# Honda 9.9 outboard problems..



## Mossy0ak270 (Jun 5, 2012)

I have a 2005 9.9 Honda 4-Stroke. I have a couple issues I was hoping y'all maybe can help me with. My brother took the boat out today and said its not spitting water. We replaced the water impeller last year and it was fine. It has been sitting for several months. Were gonna check to make sure the line ain't stopped up, but if not any ideas?  Other issue is it will start cold with no problems, but after running it and it getting warm, it won't start back up. Starts cold, won't start hot. It doesn't cut off in the middle of running when it gets warm, just can't start it once you've cut it off and try to restart. This is something he hasn't checked today because of issue one, but once I get that fixed I'll have to deal with this.

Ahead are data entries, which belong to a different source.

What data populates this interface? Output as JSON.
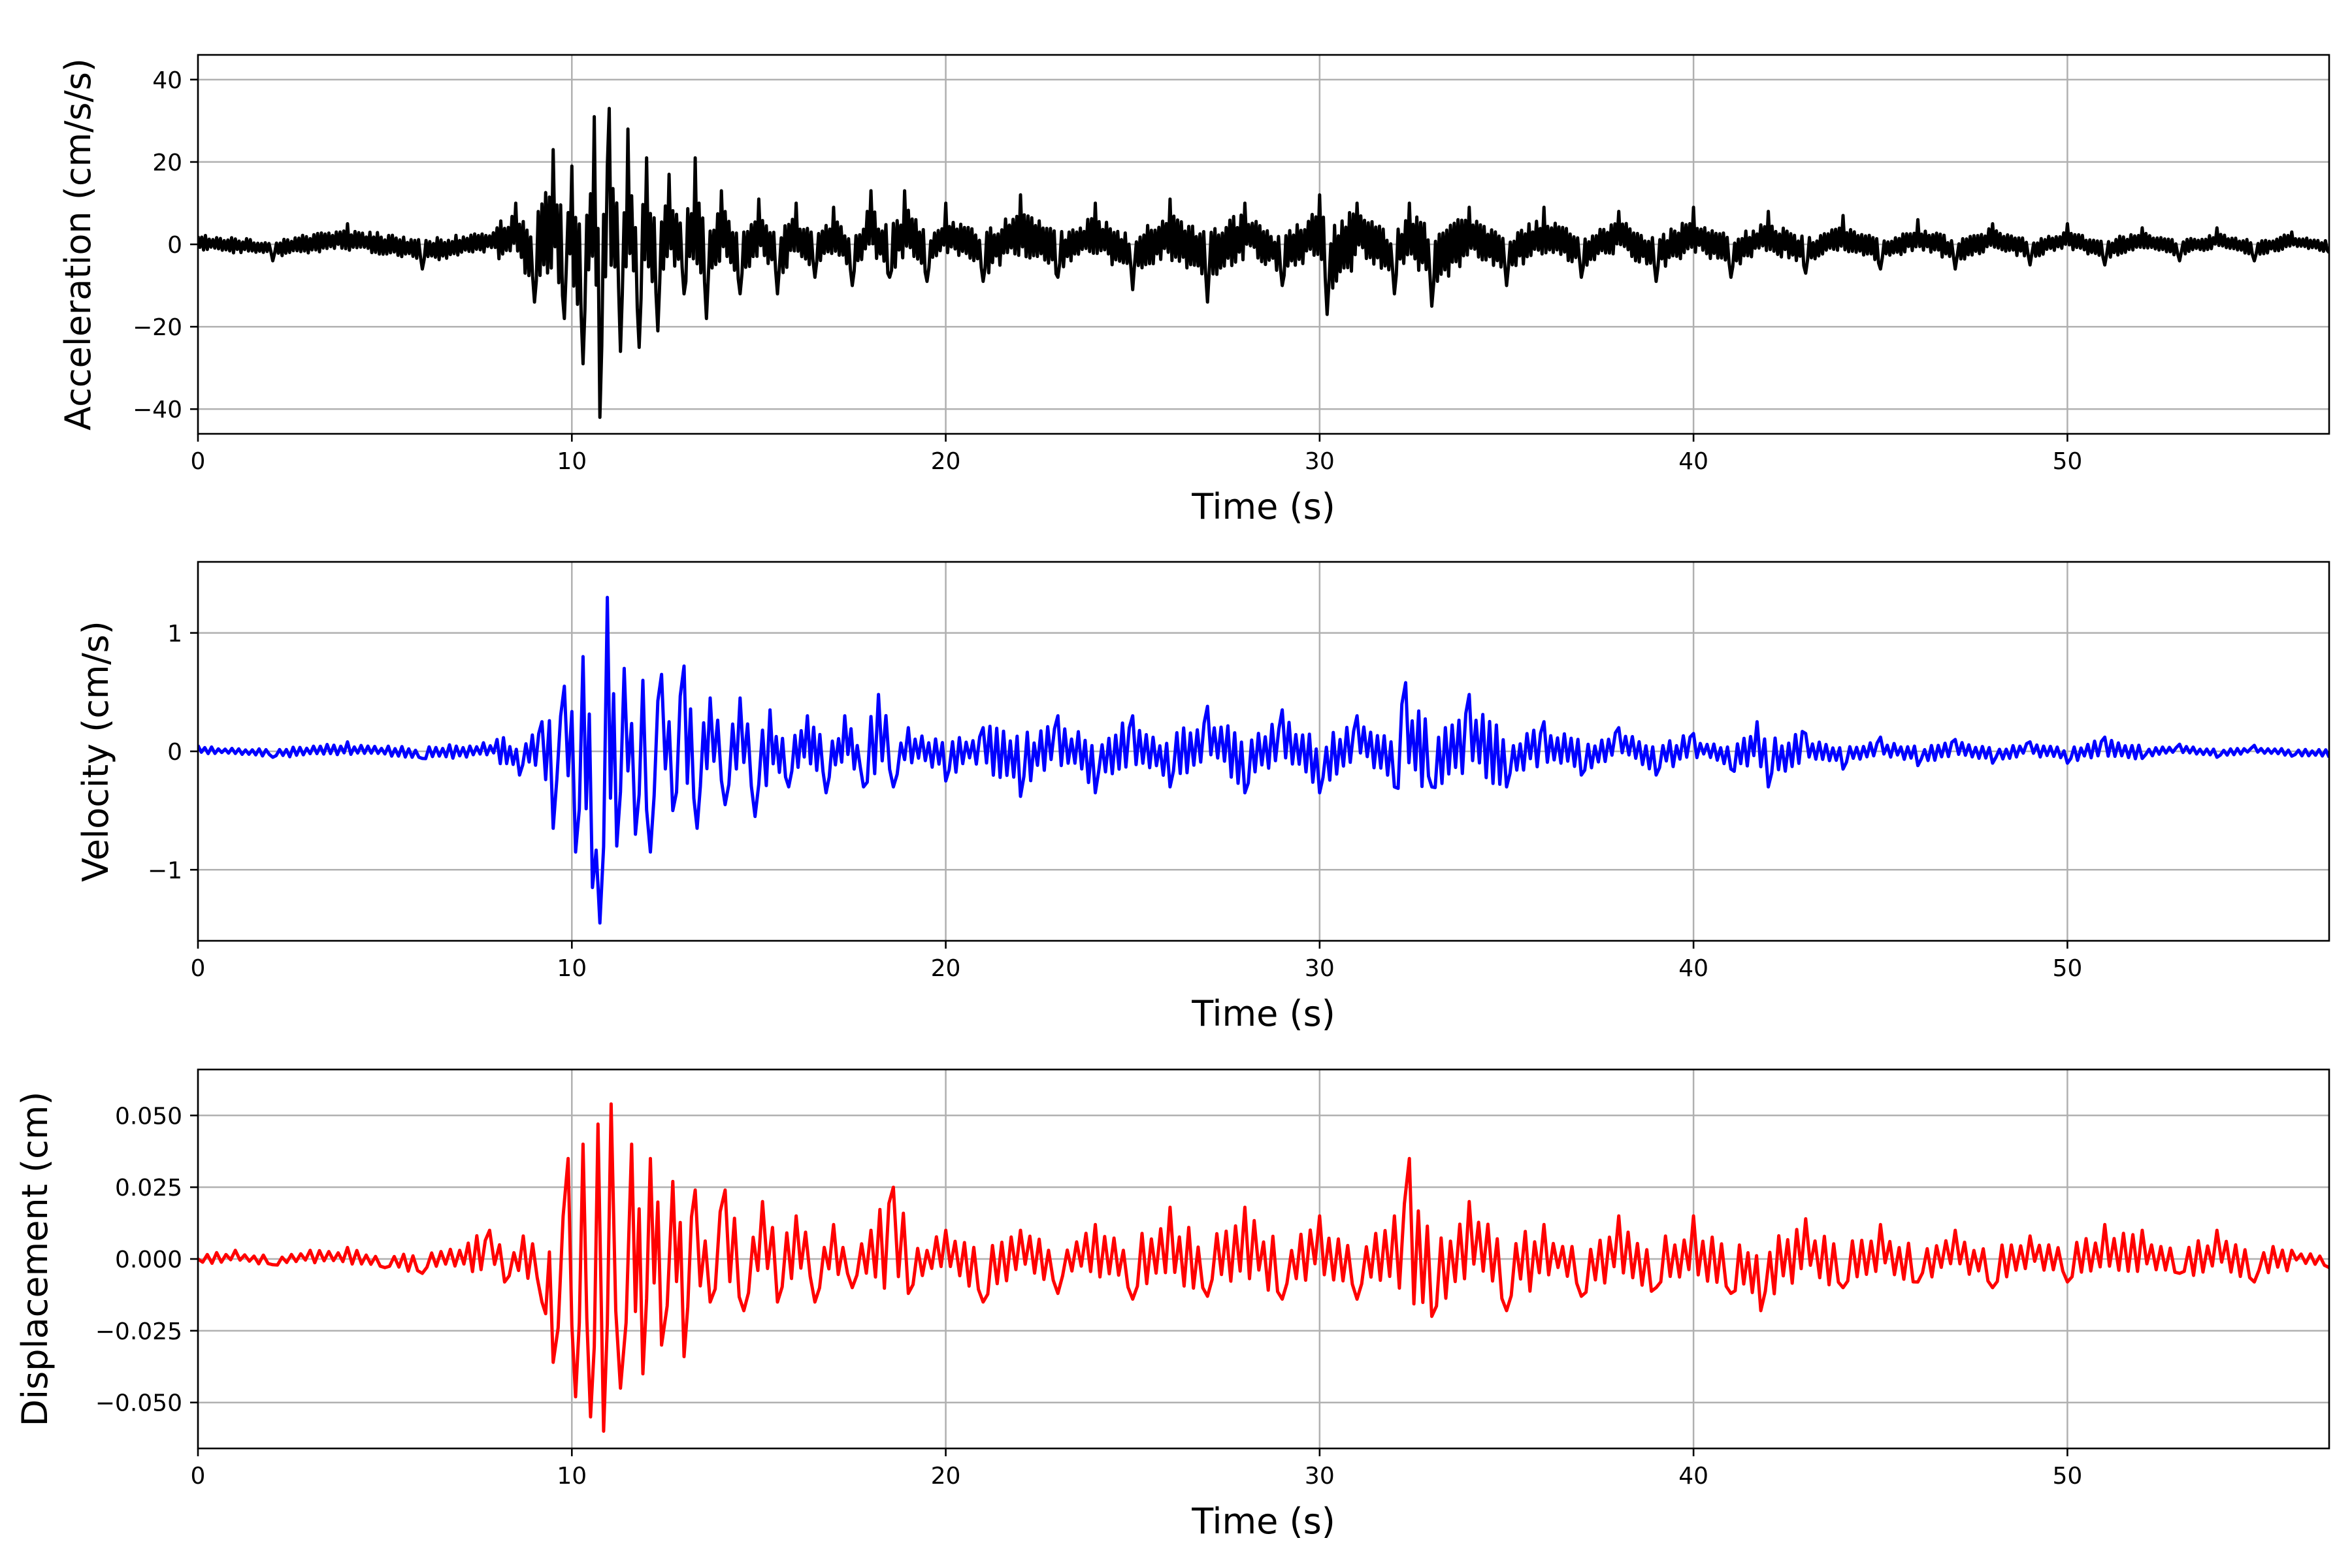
{
  "chart_data": [
    {
      "type": "line",
      "title": "",
      "xlabel": "Time (s)",
      "ylabel": "Acceleration (cm/s/s)",
      "xlim": [
        0,
        57
      ],
      "ylim": [
        -46,
        46
      ],
      "xticks": [
        0,
        10,
        20,
        30,
        40,
        50
      ],
      "xtick_labels": [
        "0",
        "10",
        "20",
        "30",
        "40",
        "50"
      ],
      "yticks": [
        -40,
        -20,
        0,
        20,
        40
      ],
      "ytick_labels": [
        "−40",
        "−20",
        "0",
        "20",
        "40"
      ],
      "grid": true,
      "color": "#000000",
      "series": [
        {
          "x": [
            0,
            2,
            4,
            6,
            8,
            8.5,
            9,
            9.5,
            9.8,
            10.0,
            10.3,
            10.6,
            10.75,
            11.0,
            11.3,
            11.5,
            11.8,
            12.0,
            12.3,
            12.6,
            13.0,
            13.3,
            13.6,
            14.0,
            14.5,
            15.0,
            15.5,
            16.0,
            16.5,
            17.0,
            17.5,
            18.0,
            18.5,
            18.9,
            19.5,
            20.0,
            21.0,
            22.0,
            23.0,
            24.0,
            25.0,
            26.0,
            27.0,
            28.0,
            29.0,
            30.0,
            30.2,
            31.0,
            32.0,
            32.4,
            33.0,
            34.0,
            35.0,
            36.0,
            37.0,
            38.0,
            39.0,
            40.0,
            41.0,
            42.0,
            43.0,
            44.0,
            45.0,
            46.0,
            47.0,
            48.0,
            49.0,
            50.0,
            51.0,
            52.0,
            53.0,
            54.0,
            55.0,
            56.0,
            57.0
          ],
          "y": [
            2,
            -4,
            5,
            -6,
            4,
            10,
            -14,
            23,
            -18,
            19,
            -29,
            31,
            -42,
            33,
            -26,
            28,
            -25,
            21,
            -21,
            17,
            -12,
            21,
            -18,
            13,
            -12,
            11,
            -12,
            10,
            -8,
            9,
            -10,
            13,
            -8,
            13,
            -9,
            10,
            -9,
            12,
            -8,
            10,
            -11,
            11,
            -14,
            10,
            -10,
            12,
            -17,
            10,
            -12,
            10,
            -15,
            9,
            -10,
            9,
            -8,
            8,
            -9,
            9,
            -8,
            8,
            -7,
            7,
            -6,
            6,
            -6,
            5,
            -5,
            5,
            -5,
            4,
            -4,
            4,
            -4,
            3,
            -2
          ]
        }
      ]
    },
    {
      "type": "line",
      "title": "",
      "xlabel": "Time (s)",
      "ylabel": "Velocity (cm/s)",
      "xlim": [
        0,
        57
      ],
      "ylim": [
        -1.6,
        1.6
      ],
      "xticks": [
        0,
        10,
        20,
        30,
        40,
        50
      ],
      "xtick_labels": [
        "0",
        "10",
        "20",
        "30",
        "40",
        "50"
      ],
      "yticks": [
        -1,
        0,
        1
      ],
      "ytick_labels": [
        "−1",
        "0",
        "1"
      ],
      "grid": true,
      "color": "#0000ff",
      "series": [
        {
          "x": [
            0,
            2,
            4,
            6,
            8,
            8.6,
            9.2,
            9.5,
            9.8,
            10.1,
            10.3,
            10.55,
            10.75,
            10.95,
            11.2,
            11.4,
            11.7,
            11.9,
            12.1,
            12.4,
            12.7,
            13.0,
            13.35,
            13.7,
            14.1,
            14.5,
            14.9,
            15.3,
            15.8,
            16.3,
            16.8,
            17.3,
            17.8,
            18.2,
            18.6,
            19.0,
            20.0,
            21.0,
            22.0,
            23.0,
            24.0,
            25.0,
            26.0,
            27.0,
            28.0,
            29.0,
            30.0,
            31.0,
            32.0,
            32.3,
            33.0,
            34.0,
            35.0,
            36.0,
            37.0,
            38.0,
            39.0,
            40.0,
            41.0,
            41.7,
            42.0,
            43.0,
            44.0,
            45.0,
            46.0,
            47.0,
            48.0,
            49.0,
            50.0,
            51.0,
            52.0,
            53.0,
            54.0,
            55.0,
            56.0,
            57.0
          ],
          "y": [
            0.05,
            -0.05,
            0.08,
            -0.06,
            0.1,
            -0.2,
            0.25,
            -0.65,
            0.55,
            -0.85,
            0.8,
            -1.15,
            -1.45,
            1.3,
            -0.8,
            0.7,
            -0.7,
            0.6,
            -0.85,
            0.65,
            -0.5,
            0.72,
            -0.65,
            0.45,
            -0.45,
            0.45,
            -0.55,
            0.35,
            -0.3,
            0.3,
            -0.35,
            0.3,
            -0.3,
            0.48,
            -0.3,
            0.2,
            -0.25,
            0.2,
            -0.38,
            0.3,
            -0.35,
            0.3,
            -0.3,
            0.38,
            -0.35,
            0.35,
            -0.35,
            0.3,
            -0.3,
            0.58,
            -0.3,
            0.48,
            -0.3,
            0.25,
            -0.2,
            0.2,
            -0.2,
            0.15,
            -0.15,
            0.25,
            -0.3,
            0.15,
            -0.15,
            0.12,
            -0.12,
            0.1,
            -0.1,
            0.08,
            -0.1,
            0.12,
            -0.06,
            0.06,
            -0.05,
            0.05,
            -0.04,
            -0.05
          ]
        }
      ]
    },
    {
      "type": "line",
      "title": "",
      "xlabel": "Time (s)",
      "ylabel": "Displacement (cm)",
      "xlim": [
        0,
        57
      ],
      "ylim": [
        -0.066,
        0.066
      ],
      "xticks": [
        0,
        10,
        20,
        30,
        40,
        50
      ],
      "xtick_labels": [
        "0",
        "10",
        "20",
        "30",
        "40",
        "50"
      ],
      "yticks": [
        -0.05,
        -0.025,
        0.0,
        0.025,
        0.05
      ],
      "ytick_labels": [
        "−0.050",
        "−0.025",
        "0.000",
        "0.025",
        "0.050"
      ],
      "grid": true,
      "color": "#ff0000",
      "series": [
        {
          "x": [
            0,
            1,
            2,
            3,
            4,
            5,
            6,
            7,
            7.8,
            8.2,
            8.7,
            9.2,
            9.5,
            9.9,
            10.1,
            10.3,
            10.5,
            10.7,
            10.85,
            11.05,
            11.3,
            11.6,
            11.9,
            12.1,
            12.4,
            12.7,
            13.0,
            13.3,
            13.7,
            14.1,
            14.6,
            15.1,
            15.5,
            16.0,
            16.5,
            17.0,
            17.5,
            18.0,
            18.6,
            19.0,
            20.0,
            21.0,
            22.0,
            23.0,
            24.0,
            25.0,
            26.0,
            27.0,
            28.0,
            29.0,
            30.0,
            31.0,
            32.0,
            32.4,
            33.0,
            34.0,
            35.0,
            36.0,
            37.0,
            38.0,
            39.0,
            40.0,
            41.0,
            41.8,
            43.0,
            44.0,
            45.0,
            46.0,
            47.0,
            48.0,
            49.0,
            50.0,
            51.0,
            52.0,
            53.0,
            54.0,
            55.0,
            56.0,
            57.0
          ],
          "y": [
            0.0,
            0.003,
            -0.002,
            0.003,
            0.004,
            -0.003,
            -0.005,
            0.003,
            0.01,
            -0.008,
            0.008,
            -0.015,
            -0.036,
            0.035,
            -0.048,
            0.04,
            -0.055,
            0.047,
            -0.06,
            0.054,
            -0.045,
            0.04,
            -0.04,
            0.035,
            -0.03,
            0.027,
            -0.034,
            0.024,
            -0.015,
            0.024,
            -0.018,
            0.02,
            -0.015,
            0.015,
            -0.015,
            0.012,
            -0.01,
            0.01,
            0.025,
            -0.012,
            0.01,
            -0.015,
            0.01,
            -0.012,
            0.012,
            -0.014,
            0.018,
            -0.013,
            0.018,
            -0.014,
            0.015,
            -0.014,
            0.015,
            0.035,
            -0.02,
            0.02,
            -0.018,
            0.012,
            -0.013,
            0.015,
            -0.01,
            0.015,
            -0.012,
            -0.018,
            0.014,
            -0.01,
            0.012,
            -0.008,
            0.01,
            -0.01,
            0.008,
            -0.008,
            0.012,
            0.01,
            -0.005,
            0.01,
            -0.008,
            0.003,
            -0.003
          ]
        }
      ]
    }
  ]
}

Thanks for any help you may be able to offer.


----------



## fd123 (Jun 5, 2012)

it sounds like maybe a dirt dobber has blocked the pee hole and its causing the engine to run hot...i bet if you fix the cooling problem the hot start problem will go away! i would NOT run that motor another minute without finding and fixing the reason it isnt peeing out water!  BEST OF LUCK!!


----------



## big ike (Jun 7, 2012)

As fd123 said, i'd fix the water problem first, if it's still going dead when hot it's probably the  ignition coil going open when heated up


----------



## Redbow (Jun 11, 2012)

I have had the dirt dobbers stop up the little tube where a small stream of water exits on my boat motors many times over the years. A small dab of grease or oil there will prevent this..


----------



## fishfryer (Jun 11, 2012)

Redbow said:


> I have had the dirt dobbers stop up the little tube where a small stream of water exits on my boat motors many times over the years. A small dab of grease or oil there will prevent this..



duct tape works too!


----------



## Mossy0ak270 (Jun 13, 2012)

Thank ya gentlemen for the advice. I don't keep it at my house, so I haven't got a chance to check it out yet. I will be Saturday though. I'll check to see if the line is stopped up first. Thanks again!


----------